I visited the bed of the river: its banks were covered with a rather open vine brush. Palm trees became numerous, and grew forty or fifty feet high, with a thick trunk swelling in the middle, and tapering upwards and downwards. Sarcocephalus, the clustered fig-tree, and the drooping tea-tree, were also present as usual. The bed of the river, an immense sheet of sand, was full a mile and a half broad, but the stream itself did not exceed thirty yards in width.

During the night we had again a few drops of rain.

June 24. - We continued our journey about nine miles west by north to latitude 15 degrees 59 minutes 30 seconds, over a rather broken country alternating with Bauhinia plains and a well-grassed forest. The banks of a large lagoon, on which several palm trees grew, were covered with heaps of mussel-shells. Swarms of sheldrakes were perching in the trees, and, as we approached, they rose with a loud noise, flying up and down the lagoon, and circling in the air around us. A chain of water-holes, fringed with Mangrove myrtle, changed, farther to the westward, into a creek, which had no connection with the river, but was probably one of the heads of the Nassau.

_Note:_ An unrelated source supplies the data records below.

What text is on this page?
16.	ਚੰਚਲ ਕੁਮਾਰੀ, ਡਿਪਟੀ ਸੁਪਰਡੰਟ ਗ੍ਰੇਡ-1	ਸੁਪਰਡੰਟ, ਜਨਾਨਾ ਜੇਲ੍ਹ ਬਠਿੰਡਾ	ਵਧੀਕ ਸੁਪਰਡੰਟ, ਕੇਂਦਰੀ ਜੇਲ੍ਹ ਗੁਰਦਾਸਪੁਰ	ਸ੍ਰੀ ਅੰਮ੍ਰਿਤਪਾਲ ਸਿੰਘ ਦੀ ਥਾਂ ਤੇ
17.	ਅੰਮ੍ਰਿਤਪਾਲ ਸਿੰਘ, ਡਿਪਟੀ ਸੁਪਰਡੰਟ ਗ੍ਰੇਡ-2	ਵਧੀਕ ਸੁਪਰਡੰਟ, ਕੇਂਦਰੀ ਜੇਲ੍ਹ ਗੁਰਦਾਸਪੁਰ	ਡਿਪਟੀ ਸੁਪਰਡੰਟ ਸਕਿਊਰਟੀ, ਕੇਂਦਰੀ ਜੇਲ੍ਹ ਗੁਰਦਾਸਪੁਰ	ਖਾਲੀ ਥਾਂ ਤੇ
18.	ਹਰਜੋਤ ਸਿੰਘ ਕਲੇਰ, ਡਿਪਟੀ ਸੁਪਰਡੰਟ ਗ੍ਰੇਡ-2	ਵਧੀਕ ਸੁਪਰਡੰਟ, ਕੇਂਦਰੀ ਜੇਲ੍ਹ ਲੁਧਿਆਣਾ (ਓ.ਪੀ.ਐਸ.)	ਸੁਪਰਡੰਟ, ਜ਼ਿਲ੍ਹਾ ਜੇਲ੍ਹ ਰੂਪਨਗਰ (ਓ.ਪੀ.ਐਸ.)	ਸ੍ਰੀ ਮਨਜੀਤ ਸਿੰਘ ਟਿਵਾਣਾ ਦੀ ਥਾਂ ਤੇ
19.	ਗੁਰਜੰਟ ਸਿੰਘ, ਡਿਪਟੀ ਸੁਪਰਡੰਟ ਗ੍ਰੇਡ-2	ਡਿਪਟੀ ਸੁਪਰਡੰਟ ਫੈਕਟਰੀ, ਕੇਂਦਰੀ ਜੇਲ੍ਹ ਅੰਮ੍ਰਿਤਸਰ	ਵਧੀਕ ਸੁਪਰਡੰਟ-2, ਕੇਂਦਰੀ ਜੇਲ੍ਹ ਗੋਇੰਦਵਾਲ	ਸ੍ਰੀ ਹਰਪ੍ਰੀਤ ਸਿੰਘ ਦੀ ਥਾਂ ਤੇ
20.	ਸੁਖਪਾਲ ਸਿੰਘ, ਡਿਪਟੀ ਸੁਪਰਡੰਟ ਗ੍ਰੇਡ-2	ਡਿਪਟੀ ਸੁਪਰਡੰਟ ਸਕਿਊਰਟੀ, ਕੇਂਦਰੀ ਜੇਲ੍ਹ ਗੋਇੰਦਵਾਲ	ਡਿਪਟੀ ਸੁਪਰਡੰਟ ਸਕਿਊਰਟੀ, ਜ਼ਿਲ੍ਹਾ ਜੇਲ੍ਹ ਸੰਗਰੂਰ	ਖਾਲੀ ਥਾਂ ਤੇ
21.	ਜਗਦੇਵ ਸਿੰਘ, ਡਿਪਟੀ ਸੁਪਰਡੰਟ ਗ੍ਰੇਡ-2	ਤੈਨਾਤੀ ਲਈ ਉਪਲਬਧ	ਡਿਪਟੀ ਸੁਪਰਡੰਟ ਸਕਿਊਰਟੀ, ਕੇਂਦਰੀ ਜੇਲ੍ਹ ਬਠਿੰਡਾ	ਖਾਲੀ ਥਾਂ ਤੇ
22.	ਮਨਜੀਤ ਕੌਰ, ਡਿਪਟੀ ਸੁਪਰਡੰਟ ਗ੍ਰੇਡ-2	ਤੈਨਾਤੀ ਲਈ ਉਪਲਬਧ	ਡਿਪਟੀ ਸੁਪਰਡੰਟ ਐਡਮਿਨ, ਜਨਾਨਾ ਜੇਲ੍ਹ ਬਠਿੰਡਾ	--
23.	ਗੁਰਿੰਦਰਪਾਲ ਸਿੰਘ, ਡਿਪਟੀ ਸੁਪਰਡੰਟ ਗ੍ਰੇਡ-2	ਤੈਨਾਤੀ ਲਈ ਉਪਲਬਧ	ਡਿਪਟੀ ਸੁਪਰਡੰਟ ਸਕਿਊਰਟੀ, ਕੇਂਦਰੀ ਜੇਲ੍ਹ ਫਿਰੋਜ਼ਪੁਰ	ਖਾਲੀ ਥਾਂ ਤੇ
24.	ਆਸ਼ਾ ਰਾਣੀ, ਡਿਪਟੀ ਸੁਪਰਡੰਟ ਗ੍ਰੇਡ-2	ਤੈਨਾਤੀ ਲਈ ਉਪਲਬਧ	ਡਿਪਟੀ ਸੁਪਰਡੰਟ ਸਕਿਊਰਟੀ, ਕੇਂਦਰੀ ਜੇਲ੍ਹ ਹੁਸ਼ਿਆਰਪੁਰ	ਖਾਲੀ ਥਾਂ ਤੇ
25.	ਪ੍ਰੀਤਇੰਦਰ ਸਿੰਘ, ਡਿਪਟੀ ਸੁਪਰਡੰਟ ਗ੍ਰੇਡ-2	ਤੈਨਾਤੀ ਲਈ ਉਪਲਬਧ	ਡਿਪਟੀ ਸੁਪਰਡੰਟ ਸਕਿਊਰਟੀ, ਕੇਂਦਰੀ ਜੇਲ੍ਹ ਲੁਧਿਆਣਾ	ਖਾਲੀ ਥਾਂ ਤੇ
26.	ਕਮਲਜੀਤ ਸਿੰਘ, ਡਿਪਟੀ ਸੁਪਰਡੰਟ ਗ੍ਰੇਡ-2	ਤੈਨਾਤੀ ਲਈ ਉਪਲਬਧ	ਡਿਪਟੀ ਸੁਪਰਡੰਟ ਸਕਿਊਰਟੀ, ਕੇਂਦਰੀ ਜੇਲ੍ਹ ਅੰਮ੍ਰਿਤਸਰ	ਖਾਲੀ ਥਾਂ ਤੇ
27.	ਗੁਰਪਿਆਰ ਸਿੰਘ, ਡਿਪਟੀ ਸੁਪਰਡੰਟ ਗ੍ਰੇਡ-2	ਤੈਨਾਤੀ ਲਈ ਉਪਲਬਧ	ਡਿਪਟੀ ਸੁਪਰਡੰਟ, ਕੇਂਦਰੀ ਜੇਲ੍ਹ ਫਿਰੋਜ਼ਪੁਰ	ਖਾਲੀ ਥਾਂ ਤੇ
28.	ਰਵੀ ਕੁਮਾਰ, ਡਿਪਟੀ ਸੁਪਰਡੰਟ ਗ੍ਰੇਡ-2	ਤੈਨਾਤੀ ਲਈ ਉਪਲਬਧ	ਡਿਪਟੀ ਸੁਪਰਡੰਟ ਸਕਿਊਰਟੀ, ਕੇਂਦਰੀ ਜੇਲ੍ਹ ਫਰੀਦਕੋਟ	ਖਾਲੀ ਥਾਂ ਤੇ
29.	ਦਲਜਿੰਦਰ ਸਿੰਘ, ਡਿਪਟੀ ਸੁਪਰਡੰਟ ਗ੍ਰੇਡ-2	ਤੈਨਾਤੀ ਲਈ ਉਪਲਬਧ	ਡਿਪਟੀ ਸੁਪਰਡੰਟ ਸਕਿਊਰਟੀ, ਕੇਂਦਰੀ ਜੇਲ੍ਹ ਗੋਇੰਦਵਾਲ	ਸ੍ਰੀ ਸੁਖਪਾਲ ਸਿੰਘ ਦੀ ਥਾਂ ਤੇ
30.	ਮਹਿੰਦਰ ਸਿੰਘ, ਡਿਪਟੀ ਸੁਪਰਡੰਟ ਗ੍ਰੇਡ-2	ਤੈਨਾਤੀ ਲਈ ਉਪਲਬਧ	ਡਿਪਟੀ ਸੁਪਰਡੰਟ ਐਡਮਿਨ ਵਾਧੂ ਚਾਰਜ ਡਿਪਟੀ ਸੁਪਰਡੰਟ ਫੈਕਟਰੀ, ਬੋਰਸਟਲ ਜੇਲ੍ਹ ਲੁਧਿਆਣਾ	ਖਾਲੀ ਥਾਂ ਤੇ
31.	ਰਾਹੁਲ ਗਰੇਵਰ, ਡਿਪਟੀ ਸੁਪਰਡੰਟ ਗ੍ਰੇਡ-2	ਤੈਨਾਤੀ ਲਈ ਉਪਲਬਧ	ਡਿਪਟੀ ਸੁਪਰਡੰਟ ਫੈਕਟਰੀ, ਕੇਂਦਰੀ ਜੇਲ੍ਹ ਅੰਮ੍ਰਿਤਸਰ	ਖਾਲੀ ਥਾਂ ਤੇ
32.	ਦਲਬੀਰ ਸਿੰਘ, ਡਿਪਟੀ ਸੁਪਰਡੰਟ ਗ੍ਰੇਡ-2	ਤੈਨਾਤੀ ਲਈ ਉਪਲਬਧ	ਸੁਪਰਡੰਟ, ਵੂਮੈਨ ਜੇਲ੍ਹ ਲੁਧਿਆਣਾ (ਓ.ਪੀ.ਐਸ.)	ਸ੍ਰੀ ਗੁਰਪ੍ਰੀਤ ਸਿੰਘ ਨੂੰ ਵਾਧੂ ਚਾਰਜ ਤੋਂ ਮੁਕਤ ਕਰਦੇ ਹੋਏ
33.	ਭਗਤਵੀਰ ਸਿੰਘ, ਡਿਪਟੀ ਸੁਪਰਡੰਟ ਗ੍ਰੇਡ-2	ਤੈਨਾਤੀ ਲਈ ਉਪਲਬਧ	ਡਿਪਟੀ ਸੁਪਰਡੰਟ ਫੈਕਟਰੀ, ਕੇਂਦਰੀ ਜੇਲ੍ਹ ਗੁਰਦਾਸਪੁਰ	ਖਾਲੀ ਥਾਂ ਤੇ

We crossed it, and encamped on a water-hole covered with Nymphaeas, about a mile from the river, whose brushy banks would have prevented us from approaching it, had we wished to do so.

Though the easterly winds still prevailed, a slight north-west breeze was very distinctly felt, from about 11 o'clock a.m.

June 25. - We travelled about ten miles N.N.W. to latitude 15 degrees 51 minutes 26 seconds, but did not follow the river, which made large windings to the northward. It was very broad where Brown saw it last, and, by his account, the brush was almost entirely composed of palm trees. He saw a little boat with a fine Cymbium shell floating on the water. Our road led us over a well grassed forest land, and several creeks, which, although rising near the river, appeared to have no communication with it. Some plains of considerable size were between the river and our line of march; they were well grassed, but full of melon-holes, and rose slightly towards the river, forming a remarkable water-shed, perhaps, between the Nassau and the Mitchell.